Let us examine some of the circumstances:
i) Edward and Margaret were both under fourteen, but so were Richard of Shrewsbury and Anne Mowbray, Duchess of Norfolk and “The Princess in the Police Station”, when they married. She also died under that age of majority. Such a marriage was valid, however, although it could not yet be consummated.
ii) Edward and Margaret never actually met, but Mary I and Phillip II married by proxy before he moved to England.
iii) As late as the sixteenth century in England or Scotland, a male consort was styled as “King”. Phillip II was such, as was Henry Lord Darnley, as the contemporary coinage attests.
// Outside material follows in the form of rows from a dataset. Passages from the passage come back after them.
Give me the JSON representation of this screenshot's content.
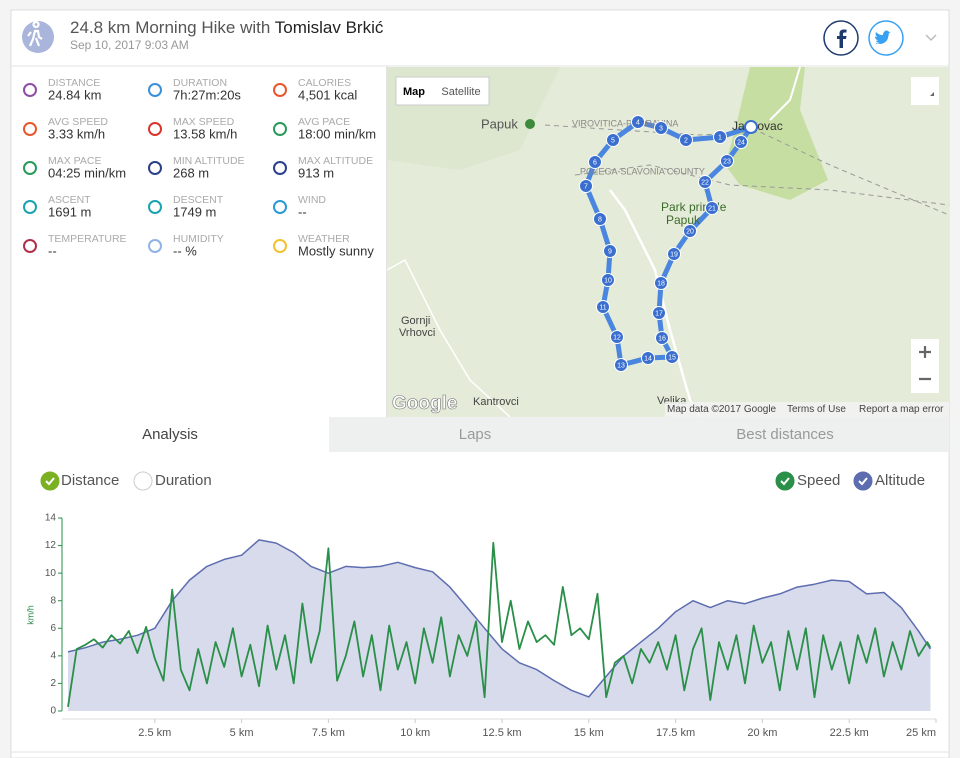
{
  "header": {
    "title": "24.8 km Morning Hike with",
    "athlete": "Tomislav Brkić",
    "date": "Sep 10, 2017 9:03 AM"
  },
  "stats": [
    {
      "label": "DISTANCE",
      "value": "24.84 km"
    },
    {
      "label": "DURATION",
      "value": "7h:27m:20s"
    },
    {
      "label": "CALORIES",
      "value": "4,501 kcal"
    },
    {
      "label": "AVG SPEED",
      "value": "3.33 km/h"
    },
    {
      "label": "MAX SPEED",
      "value": "13.58 km/h"
    },
    {
      "label": "AVG PACE",
      "value": "18:00 min/km"
    },
    {
      "label": "MAX PACE",
      "value": "04:25 min/km"
    },
    {
      "label": "MIN ALTITUDE",
      "value": "268 m"
    },
    {
      "label": "MAX ALTITUDE",
      "value": "913 m"
    },
    {
      "label": "ASCENT",
      "value": "1691 m"
    },
    {
      "label": "DESCENT",
      "value": "1749 m"
    },
    {
      "label": "WIND",
      "value": "--"
    },
    {
      "label": "TEMPERATURE",
      "value": "--"
    },
    {
      "label": "HUMIDITY",
      "value": "-- %"
    },
    {
      "label": "WEATHER",
      "value": "Mostly sunny"
    }
  ],
  "map": {
    "buttons": [
      "Map",
      "Satellite"
    ],
    "labels": [
      "Papuk",
      "VIROVITICA-PODRAVINA",
      "POŽEGA-SLAVONIA COUNTY",
      "Jankovac",
      "Park prirode",
      "Papuk",
      "Gornji",
      "Vrhovci",
      "Kantrovci",
      "Velika"
    ],
    "markers": [
      1,
      2,
      3,
      4,
      5,
      6,
      7,
      8,
      9,
      10,
      11,
      12,
      13,
      14,
      15,
      16,
      17,
      18,
      19,
      20,
      21,
      22,
      23,
      24
    ],
    "logo": "Google",
    "footer": [
      "Map data ©2017 Google",
      "Terms of Use",
      "Report a map error"
    ]
  },
  "tabs": [
    "Analysis",
    "Laps",
    "Best distances"
  ],
  "toggles": [
    "Distance",
    "Duration"
  ],
  "chart_data": {
    "type": "line",
    "ylabel": "km/h",
    "xlim": [
      0,
      25
    ],
    "xticks": [
      {
        "value": 2.5,
        "label": "2.5 km"
      },
      {
        "value": 5,
        "label": "5 km"
      },
      {
        "value": 7.5,
        "label": "7.5 km"
      },
      {
        "value": 10,
        "label": "10 km"
      },
      {
        "value": 12.5,
        "label": "12.5 km"
      },
      {
        "value": 15,
        "label": "15 km"
      },
      {
        "value": 17.5,
        "label": "17.5 km"
      },
      {
        "value": 20,
        "label": "20 km"
      },
      {
        "value": 22.5,
        "label": "22.5 km"
      },
      {
        "value": 25,
        "label": "25 km"
      }
    ],
    "ylim": [
      0,
      14
    ],
    "yticks": [
      0,
      2,
      4,
      6,
      8,
      10,
      12,
      14
    ],
    "y2lim": [
      210,
      1003
    ],
    "series": [
      {
        "name": "Speed",
        "color": "#2a8f48",
        "x": [
          0,
          0.25,
          0.5,
          0.75,
          1,
          1.25,
          1.5,
          1.75,
          2,
          2.25,
          2.5,
          2.75,
          3,
          3.25,
          3.5,
          3.75,
          4,
          4.25,
          4.5,
          4.75,
          5,
          5.25,
          5.5,
          5.75,
          6,
          6.25,
          6.5,
          6.75,
          7,
          7.25,
          7.5,
          7.75,
          8,
          8.25,
          8.5,
          8.75,
          9,
          9.25,
          9.5,
          9.75,
          10,
          10.25,
          10.5,
          10.75,
          11,
          11.25,
          11.5,
          11.75,
          12,
          12.25,
          12.5,
          12.75,
          13,
          13.25,
          13.5,
          13.75,
          14,
          14.25,
          14.5,
          14.75,
          15,
          15.25,
          15.5,
          15.75,
          16,
          16.25,
          16.5,
          16.75,
          17,
          17.25,
          17.5,
          17.75,
          18,
          18.25,
          18.5,
          18.75,
          19,
          19.25,
          19.5,
          19.75,
          20,
          20.25,
          20.5,
          20.75,
          21,
          21.25,
          21.5,
          21.75,
          22,
          22.25,
          22.5,
          22.75,
          23,
          23.25,
          23.5,
          23.75,
          24,
          24.25,
          24.5,
          24.75,
          24.84
        ],
        "values": [
          0.3,
          4.5,
          4.8,
          5.2,
          4.6,
          5.5,
          4.9,
          5.8,
          4.2,
          6.1,
          3.8,
          2.2,
          8.8,
          3.0,
          1.5,
          4.5,
          2.0,
          5.0,
          3.2,
          6.0,
          2.5,
          4.8,
          1.8,
          6.2,
          3.0,
          5.5,
          2.0,
          7.8,
          3.5,
          5.8,
          11.8,
          2.2,
          4.0,
          6.5,
          2.5,
          5.5,
          1.5,
          6.2,
          3.0,
          5.0,
          2.0,
          6.0,
          3.5,
          6.8,
          2.5,
          5.5,
          4.0,
          6.5,
          1.0,
          12.2,
          5.0,
          8.0,
          4.5,
          6.5,
          5.0,
          5.5,
          4.8,
          9.0,
          5.5,
          6.0,
          5.2,
          8.5,
          1.0,
          3.5,
          4.0,
          2.0,
          4.5,
          3.5,
          5.0,
          3.0,
          5.5,
          1.5,
          4.5,
          6.0,
          0.8,
          5.0,
          3.0,
          5.5,
          2.0,
          6.2,
          3.5,
          5.0,
          1.5,
          5.8,
          3.0,
          6.0,
          1.0,
          5.5,
          3.0,
          5.0,
          2.0,
          5.5,
          3.5,
          6.0,
          2.5,
          5.0,
          3.0,
          5.8,
          4.0,
          5.0,
          4.6
        ]
      },
      {
        "name": "Altitude",
        "color": "#5d6db0",
        "axis": "y2",
        "x": [
          0,
          0.5,
          1,
          1.5,
          2,
          2.5,
          3,
          3.5,
          4,
          4.5,
          5,
          5.5,
          6,
          6.5,
          7,
          7.5,
          8,
          8.5,
          9,
          9.5,
          10,
          10.5,
          11,
          11.5,
          12,
          12.5,
          13,
          13.5,
          14,
          14.5,
          15,
          15.5,
          16,
          16.5,
          17,
          17.5,
          18,
          18.5,
          19,
          19.5,
          20,
          20.5,
          21,
          21.5,
          22,
          22.5,
          23,
          23.5,
          24,
          24.5,
          24.84
        ],
        "values": [
          453,
          470,
          493,
          505,
          521,
          550,
          663,
          748,
          804,
          833,
          850,
          913,
          900,
          861,
          804,
          776,
          804,
          799,
          804,
          821,
          799,
          782,
          719,
          635,
          550,
          465,
          408,
          380,
          335,
          295,
          268,
          352,
          436,
          493,
          550,
          618,
          663,
          635,
          663,
          651,
          674,
          691,
          719,
          731,
          748,
          742,
          691,
          697,
          635,
          538,
          465
        ]
      }
    ]
  }
}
After this, William III was a joint monarch, as James VII/II’s nephew, but George of Denmark was not.

So, if the Treaty of Salisbury included an actual contract of marriage, Edward of Caernarvon had already been King of Scotland for a year before he succeeded his father in England. Between summer 1284 and 1300, he was Edward I’s only surviving legitimate son, so the treaty would have united the two kingdoms three centuries earlier than actually happened.

This post explains a little more about the Maid, among others, emphasising that Alexander saw Edward as a future grandson-in-law almost from birth.


By super blue

Grandson of a Town player.


  1. How interesting the things that might have been/should have been throughout history. Edward of Caernarvon certainly didn’t do too well where wives were concerned. But how utterly awful for Mary to die of seasickness, which is bad enough to endure mildly, let alone when it’s severe enough to lead to death.


  2. I thought Philip of Spain was created King of Naples by his father so that he would have a similar rank to his wife, Mary I. I thought the English Council would not allow him to be ‘king’ of England nor have the Crown Matrimonial.


    1. Quite possibly. Under the 1554 “Act for the Marriage of Queen Mary to Philip of Spain”, Phillip was to be King in jure uxoris so long as their marriage lasted. He was King of Naples from then, also because his father had partially abdicated. He was King of Spain from January 1555/6 anyway, when Charles V died.
      Coinage, the Great Seal and Parliamentary authority seems to have flowed from the couple on a joint basis. Thomas Stafford’s proclamation should be of interest.